Reste à identifier le mystérieux « M. de Cugnières » dont Saint-Just avait lu avec tant d’intérêt la missive et sans qui il n’aurait peut-être pas écrit l’Esprit de la Révolution… 

 


[1] Anne Quennedey, Un sublime moderne : l’éloquence de Saint-Just à la Convention nationale (1792-1794), Université Paris-Sorbonne, volume II, p. 748-749.

[3] C’est en effet lui qui, ayant reçu les exemplaires de cette brochure hostile au décret de l’Assemblée nationale, les apporta au procureur de la commune de Blérancourt François Monneveux. La municipalité ayant décidé de les brûler, Saint-Just prit également l’initiative de jurer, « la main sur la flamme du libelle », de « mourir pour la patrie, l’Assemblée nationale, et de périr plutôt par le feu, comme l’écrit qu’il a reçu, que d’oublier ce serment ».

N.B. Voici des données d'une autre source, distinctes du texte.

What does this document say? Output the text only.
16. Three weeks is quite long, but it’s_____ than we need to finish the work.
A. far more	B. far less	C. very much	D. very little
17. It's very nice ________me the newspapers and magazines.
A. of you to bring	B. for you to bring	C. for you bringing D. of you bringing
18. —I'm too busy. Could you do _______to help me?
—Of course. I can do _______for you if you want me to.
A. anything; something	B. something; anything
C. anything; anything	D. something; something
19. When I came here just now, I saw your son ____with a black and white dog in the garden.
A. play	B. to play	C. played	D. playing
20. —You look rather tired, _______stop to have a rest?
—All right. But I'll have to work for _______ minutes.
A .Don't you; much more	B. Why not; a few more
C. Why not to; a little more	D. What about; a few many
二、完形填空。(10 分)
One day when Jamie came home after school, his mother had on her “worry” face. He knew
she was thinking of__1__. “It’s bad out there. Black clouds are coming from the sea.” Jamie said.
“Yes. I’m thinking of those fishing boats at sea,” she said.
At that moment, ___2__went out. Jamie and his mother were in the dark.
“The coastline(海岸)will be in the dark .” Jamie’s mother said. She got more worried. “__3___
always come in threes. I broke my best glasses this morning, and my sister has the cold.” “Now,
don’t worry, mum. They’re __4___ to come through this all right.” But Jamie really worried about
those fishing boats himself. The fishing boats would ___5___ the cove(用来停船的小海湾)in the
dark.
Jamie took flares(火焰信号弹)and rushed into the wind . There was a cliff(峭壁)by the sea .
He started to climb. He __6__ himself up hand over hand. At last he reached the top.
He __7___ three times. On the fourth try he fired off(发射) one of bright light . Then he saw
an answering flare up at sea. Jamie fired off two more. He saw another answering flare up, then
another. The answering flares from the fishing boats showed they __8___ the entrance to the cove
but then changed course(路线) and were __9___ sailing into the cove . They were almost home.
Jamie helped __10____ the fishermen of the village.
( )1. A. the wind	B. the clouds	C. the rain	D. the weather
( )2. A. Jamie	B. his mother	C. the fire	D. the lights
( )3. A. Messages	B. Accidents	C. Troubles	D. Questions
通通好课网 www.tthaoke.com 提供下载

[4] Bernard Vinot, Saint-Just, Paris, Fayard, 1985, p. 112.

[5] Chapitres XVIII à XX de la Troisième partie. La fin du chapitre XX revient sur le décret du 13 avril 1790 pour en féliciter l’Assemblée (« L’Assemblée nationale a refusé de déclarer la religion catholique celle de l’État, elle a bien fait ; c’était une loi de fanatisme qui eût tout perdu […] », p. 86).